Once I was a clever boy learning the arts of Oxford... is a quotation from the verses written by Bishop Richard Fleming (c.1385-1431) for his tomb in Lincoln Cathedral. Fleming, the founder of Lincoln College in Oxford, is the subject of my research for a D. Phil., and, like me, a son of the West Riding. I have remarked in the past that I have a deeply meaningful on-going relationship with a dead fifteenth century bishop... it was Fleming who, in effect, enabled me to come to Oxford and to learn its arts, and for that I am immensely grateful.


Sunday 5 March 2023

Ancient Sacred Places


The BBC News website has an interesting article about a new study of ancient sacred sites. The two examples highlighted are Alphamstone in Essex and Blick Mead in Wiltshire. The article can be read at Were these ice age rocks an ancient sacred place?
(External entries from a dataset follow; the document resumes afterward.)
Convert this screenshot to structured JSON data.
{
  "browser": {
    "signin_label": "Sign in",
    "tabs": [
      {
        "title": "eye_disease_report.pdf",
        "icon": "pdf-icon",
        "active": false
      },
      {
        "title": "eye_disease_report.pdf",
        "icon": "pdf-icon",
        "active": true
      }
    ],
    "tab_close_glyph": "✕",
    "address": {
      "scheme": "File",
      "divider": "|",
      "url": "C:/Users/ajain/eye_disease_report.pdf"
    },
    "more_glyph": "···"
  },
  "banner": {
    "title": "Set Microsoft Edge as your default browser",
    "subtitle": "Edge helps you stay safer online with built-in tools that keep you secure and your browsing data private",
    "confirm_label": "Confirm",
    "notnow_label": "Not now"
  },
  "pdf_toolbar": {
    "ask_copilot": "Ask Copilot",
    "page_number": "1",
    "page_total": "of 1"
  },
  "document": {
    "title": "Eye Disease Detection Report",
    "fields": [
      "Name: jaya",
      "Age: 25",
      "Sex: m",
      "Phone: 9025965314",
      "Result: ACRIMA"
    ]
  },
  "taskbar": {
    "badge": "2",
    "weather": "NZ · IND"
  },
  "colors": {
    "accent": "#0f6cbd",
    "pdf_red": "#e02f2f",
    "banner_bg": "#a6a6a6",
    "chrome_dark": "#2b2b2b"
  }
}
Alphamstone lies just to the south of the border of the county with Suffolk, and has a number of sarsen stones around the village, two of them in the churchyard and two more incorporated into the medieval church itself. This seeming continuity of worship from pagan belief to Christianity looks very similar to Stonor in Oxfordshire, Stanford Bishop in Herefordshire and the Rudston monolith in Yorkshire. In all four cases the historic church occupies and more or less incorporates the far more ancient standing stones. I was unaware of Alphamstone but the other three have definitely something of the numinous about them. The short, stub, Wikipedia article about the village does not mention the stones, but has some links to other websites can be seen at Alphamstone

Blick Mead is an early site where hunting and feasting occurred in the Stone Age. It lies very close to Stonehenge. The article links to a report about the excavations there in 2014. This can also be seen at Stonehenge dig finds 6,000-year-old encampment

One distinctive feature of the site is the fact that the water in the spring has the property of turning pieces of flint bright pink, which doubtless attracted the attention of early hunter-gatherers - possibly even more than that of the modern archaeologists.